Une des grandes forces de Tsui Hark est d’être fier de sa culture, de celle de son pays d’adoption. Ainsi, s’il se prête tout à fait à l’export, Detective Dee est avant tout un film qui s’adresse au peuple chinois, un véritable divertissement populaire. Au passage, quand on voit la gueule des notres de divertissements populaires, il y a de quoi pleurer devant celui-ci, mais passons. En ne cherchant pas à jouer à fond, comme beaucoup d’autres qui n’ont rien compris, la carte de l’exotisme pour faire de l’oeil au public occidental, Tsui Hark la joue intelligemment. Son film pourrait très bien être assimilé à un serial, sans en avoir les défauts inhérents. Il est pensé comme un one shot, est relativement fermé, mais pourrait très bien servir de base sublime à une série de films avec le même personnage, comme cela fut le cas des romans. mais Detective Dee marque avant tout une révolution dans sa façon de gérer l’action dans un cinéma traditionnel. La grandiloquence d’Il était une fois en Chine, la furie et le chaos de The Blade, l’anarchie de Time and Tide… l’évolution logique de ce cinéma en mouvement perpétuel arrive sous nos yeux. Le cinéaste du chaos semble l’avoir dompté pour le plier à la moindre de ses volontés. Signe de cette véritable maturité artistique, il signe avec Detective Dee quelque chose qui ressemble étrangement à une version plus aboutie de son tout premier long métrage Butterfly Murders, où déjà il mêlait enquête policière, wu xia pian et fantastique.

Mais plus que de l’auto-citation, même s’il renvoie parfois à Il était une fois en Chine pour certaines chorégraphies, Detective Dee est une petite révolution. Avec une réflexion d’une profondeur insoupçonnable sur le jeu des apparences, une noirceur absolue dans le propos politique (même si l’espoir parait renaître) et une enquête passionnante qui redéfinirait presque le whodunit si elle se limitait à ce seul genre, Detective Dee ressemble bien au film le plus ambitieux de Tsui Hark depuis des lustres, peut-être plus encore que Seven Swords. Sur un scénario cette fois d’une complexité habituelle mais d’une logique surprenante (concrètement, on comprend tout immédiatement et c’est presque une première chez l’auteur)  il va flirter avec des thématiques essentielles telles que les notions d’identité, de complot et de divin (on sentirait presque planer un spectre dickien de Total Recall). Tsui Hark sur un scénario aussi brillant c’est déjà une révolution, qu’il double d’une audace visuelle de chaque instant pour aboutir sur un film majeur, une simple enquête qui devient un ballet permanent, flamboyant.

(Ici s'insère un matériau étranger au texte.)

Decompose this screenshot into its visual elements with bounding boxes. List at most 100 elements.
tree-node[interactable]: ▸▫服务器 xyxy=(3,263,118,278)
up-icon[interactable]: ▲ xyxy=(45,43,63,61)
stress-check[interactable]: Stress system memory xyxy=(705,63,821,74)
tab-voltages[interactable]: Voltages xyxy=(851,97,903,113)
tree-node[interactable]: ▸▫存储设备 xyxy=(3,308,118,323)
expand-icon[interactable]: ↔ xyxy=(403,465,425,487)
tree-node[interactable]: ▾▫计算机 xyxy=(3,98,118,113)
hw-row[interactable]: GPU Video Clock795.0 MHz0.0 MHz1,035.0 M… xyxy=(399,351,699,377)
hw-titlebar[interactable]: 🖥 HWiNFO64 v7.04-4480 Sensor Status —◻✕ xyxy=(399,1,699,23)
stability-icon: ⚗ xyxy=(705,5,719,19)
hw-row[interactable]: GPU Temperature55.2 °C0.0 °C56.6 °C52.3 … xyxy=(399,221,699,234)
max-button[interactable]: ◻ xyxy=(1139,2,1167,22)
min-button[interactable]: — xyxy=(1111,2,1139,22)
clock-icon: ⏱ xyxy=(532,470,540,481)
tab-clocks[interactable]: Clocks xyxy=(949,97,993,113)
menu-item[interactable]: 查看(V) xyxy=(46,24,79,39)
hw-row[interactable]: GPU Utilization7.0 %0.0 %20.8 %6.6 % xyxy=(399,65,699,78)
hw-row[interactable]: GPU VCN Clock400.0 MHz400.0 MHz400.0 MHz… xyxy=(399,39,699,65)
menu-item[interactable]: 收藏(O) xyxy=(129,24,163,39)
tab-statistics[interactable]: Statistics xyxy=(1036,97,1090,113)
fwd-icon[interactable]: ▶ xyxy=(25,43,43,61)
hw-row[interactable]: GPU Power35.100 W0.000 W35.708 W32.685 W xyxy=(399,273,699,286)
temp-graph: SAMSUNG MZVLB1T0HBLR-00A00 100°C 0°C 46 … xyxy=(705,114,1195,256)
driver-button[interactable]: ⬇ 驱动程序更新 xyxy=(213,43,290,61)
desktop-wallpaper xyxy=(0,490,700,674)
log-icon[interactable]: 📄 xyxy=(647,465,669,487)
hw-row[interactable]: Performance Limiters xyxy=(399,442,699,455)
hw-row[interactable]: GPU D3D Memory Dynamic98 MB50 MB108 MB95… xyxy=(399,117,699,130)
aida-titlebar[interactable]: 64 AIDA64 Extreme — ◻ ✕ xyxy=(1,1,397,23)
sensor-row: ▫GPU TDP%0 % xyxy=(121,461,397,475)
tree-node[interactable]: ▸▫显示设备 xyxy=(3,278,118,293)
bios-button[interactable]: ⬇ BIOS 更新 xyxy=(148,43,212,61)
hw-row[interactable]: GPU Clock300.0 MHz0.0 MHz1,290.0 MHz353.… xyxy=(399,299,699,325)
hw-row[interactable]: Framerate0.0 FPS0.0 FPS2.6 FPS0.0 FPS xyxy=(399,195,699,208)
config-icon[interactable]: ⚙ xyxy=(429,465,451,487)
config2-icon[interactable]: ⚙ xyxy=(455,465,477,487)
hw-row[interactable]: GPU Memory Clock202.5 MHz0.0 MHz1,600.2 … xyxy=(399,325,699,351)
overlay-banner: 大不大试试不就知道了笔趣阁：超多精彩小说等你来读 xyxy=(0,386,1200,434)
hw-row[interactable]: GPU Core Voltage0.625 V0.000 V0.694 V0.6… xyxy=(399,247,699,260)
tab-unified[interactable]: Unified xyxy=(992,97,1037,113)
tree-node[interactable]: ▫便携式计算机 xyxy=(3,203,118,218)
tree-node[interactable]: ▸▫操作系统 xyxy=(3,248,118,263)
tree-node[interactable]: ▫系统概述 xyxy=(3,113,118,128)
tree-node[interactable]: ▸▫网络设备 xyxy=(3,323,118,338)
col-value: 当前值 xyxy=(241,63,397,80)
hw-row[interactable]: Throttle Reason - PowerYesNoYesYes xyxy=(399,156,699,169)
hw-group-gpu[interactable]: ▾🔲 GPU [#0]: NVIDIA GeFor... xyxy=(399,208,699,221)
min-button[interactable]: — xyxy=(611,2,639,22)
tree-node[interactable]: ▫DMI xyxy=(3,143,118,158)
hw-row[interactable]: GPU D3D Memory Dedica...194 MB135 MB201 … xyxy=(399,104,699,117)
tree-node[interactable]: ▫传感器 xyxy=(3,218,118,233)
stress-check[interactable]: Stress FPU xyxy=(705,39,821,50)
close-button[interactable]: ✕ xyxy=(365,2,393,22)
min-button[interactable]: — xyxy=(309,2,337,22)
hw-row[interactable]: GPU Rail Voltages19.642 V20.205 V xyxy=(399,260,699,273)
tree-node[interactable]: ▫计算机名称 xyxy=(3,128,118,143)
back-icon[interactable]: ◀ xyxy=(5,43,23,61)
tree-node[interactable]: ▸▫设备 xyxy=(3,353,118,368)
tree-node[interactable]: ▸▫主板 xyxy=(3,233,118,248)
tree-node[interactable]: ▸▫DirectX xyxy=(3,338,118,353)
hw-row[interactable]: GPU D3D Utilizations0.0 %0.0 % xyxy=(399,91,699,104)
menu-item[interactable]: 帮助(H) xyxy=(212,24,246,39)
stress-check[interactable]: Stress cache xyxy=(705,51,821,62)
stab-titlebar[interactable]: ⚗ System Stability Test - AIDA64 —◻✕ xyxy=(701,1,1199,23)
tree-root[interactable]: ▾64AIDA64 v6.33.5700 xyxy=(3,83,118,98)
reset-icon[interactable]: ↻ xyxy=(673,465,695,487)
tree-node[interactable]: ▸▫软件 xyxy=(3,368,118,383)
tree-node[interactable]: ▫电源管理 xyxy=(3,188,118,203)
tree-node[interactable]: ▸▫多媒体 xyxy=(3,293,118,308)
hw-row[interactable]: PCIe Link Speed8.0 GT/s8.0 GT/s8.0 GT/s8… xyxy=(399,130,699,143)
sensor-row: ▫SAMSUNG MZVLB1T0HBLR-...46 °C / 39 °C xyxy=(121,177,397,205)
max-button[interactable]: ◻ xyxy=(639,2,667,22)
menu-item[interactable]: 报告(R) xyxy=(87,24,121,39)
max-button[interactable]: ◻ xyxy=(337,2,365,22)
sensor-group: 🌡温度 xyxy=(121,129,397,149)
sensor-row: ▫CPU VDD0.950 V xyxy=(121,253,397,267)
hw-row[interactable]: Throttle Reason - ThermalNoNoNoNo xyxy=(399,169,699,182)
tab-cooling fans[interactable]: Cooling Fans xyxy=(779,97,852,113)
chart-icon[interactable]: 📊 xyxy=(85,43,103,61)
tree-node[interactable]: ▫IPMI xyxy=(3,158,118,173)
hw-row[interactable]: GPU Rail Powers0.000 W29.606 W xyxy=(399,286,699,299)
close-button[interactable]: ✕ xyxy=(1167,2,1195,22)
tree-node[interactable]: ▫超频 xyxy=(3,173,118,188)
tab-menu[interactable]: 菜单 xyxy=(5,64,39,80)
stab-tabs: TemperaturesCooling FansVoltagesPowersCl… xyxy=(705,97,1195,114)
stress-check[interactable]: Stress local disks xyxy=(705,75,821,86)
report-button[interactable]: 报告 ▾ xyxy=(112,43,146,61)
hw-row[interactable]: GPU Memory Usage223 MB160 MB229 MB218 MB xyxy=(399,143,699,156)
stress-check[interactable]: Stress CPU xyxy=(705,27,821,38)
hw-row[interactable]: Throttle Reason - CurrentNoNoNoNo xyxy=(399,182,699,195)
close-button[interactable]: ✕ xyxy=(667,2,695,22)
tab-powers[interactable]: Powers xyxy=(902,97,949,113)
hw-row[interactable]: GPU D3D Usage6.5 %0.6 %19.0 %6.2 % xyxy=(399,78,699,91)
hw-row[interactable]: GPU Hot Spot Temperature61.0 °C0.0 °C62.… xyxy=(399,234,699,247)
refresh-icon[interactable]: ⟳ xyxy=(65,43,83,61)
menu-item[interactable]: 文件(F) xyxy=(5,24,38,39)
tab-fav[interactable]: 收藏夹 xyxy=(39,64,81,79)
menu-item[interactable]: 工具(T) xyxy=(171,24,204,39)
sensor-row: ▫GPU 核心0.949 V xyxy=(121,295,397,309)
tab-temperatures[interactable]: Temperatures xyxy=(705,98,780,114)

Le détective du titre est, au même titre que le réalisateur et son cinéma, en perpétuel mouvement. Tout dans la mise en scène est pensé autour de cette idée toute bête. Mais cela va encore plus loin finalement. Le détective s’apparente à Sherlock Holmes, et dans la même optique Guy Ritchie ou Michel Gondry sur Green Hornet, Tsui Hark en fait un personnage capable d’avoir un temps d’avance sur l’action à venir, lui permettant de l’analyser pour effectuer le mouvement juste. Sauf que ce qui n’était qu’un artifice amusant chez les deux cinéastes cités devient un élément majeur de la narration dans Detective Dee. C’est la réflexion qui mène l’action, les deux sont indissociables. Et ce constat est valable aussi bien pour les combats que pour les dialogues, merveilleusement ciselés et construits. Avec ce procédé Tsui Hark met le spectateur dans la peau du détective sans user de la caméra subjective, une façon de réinventer la gestion de l’action par la mise en scène. Après être revenu à des chorégraphies plus brutes et près du sol, Tsui Hark fait appel à Sammo Hung qui signe des numéros câblés pour la plupart sublimes rappelant les temps les plus glorieux du WXP (le grand Swordsman 2 par exemple) et qui tombent tout à fait dans la thématique des apparences face à la réalité. Au même titre les effets numériques pouvant paraître un peu cheap (les biches…) sont finalement tout à fait dans cet esprit. Quant aux acteurs, ils sont tous remarquables, sans surprise. Andy Lau incarne à merveille ce personnage mythique symbole de la force tranquille et de l’intelligence supérieure. À ses côtés la belle Bingbing Li se glisse facilement dans la peau d’une Brigitte Lin moderne par sa beauté androgyne et Chao Deng surprend, par son physique trouble et son personnage à l’évolution complexe. Les valeurs sures prouvent pourquoi elles le sont, que ce soit Tony Leung Ka Fai malgré sa présence limitée ou la toujours sublime Carina Lau, imposante en impératrice à la main de fer.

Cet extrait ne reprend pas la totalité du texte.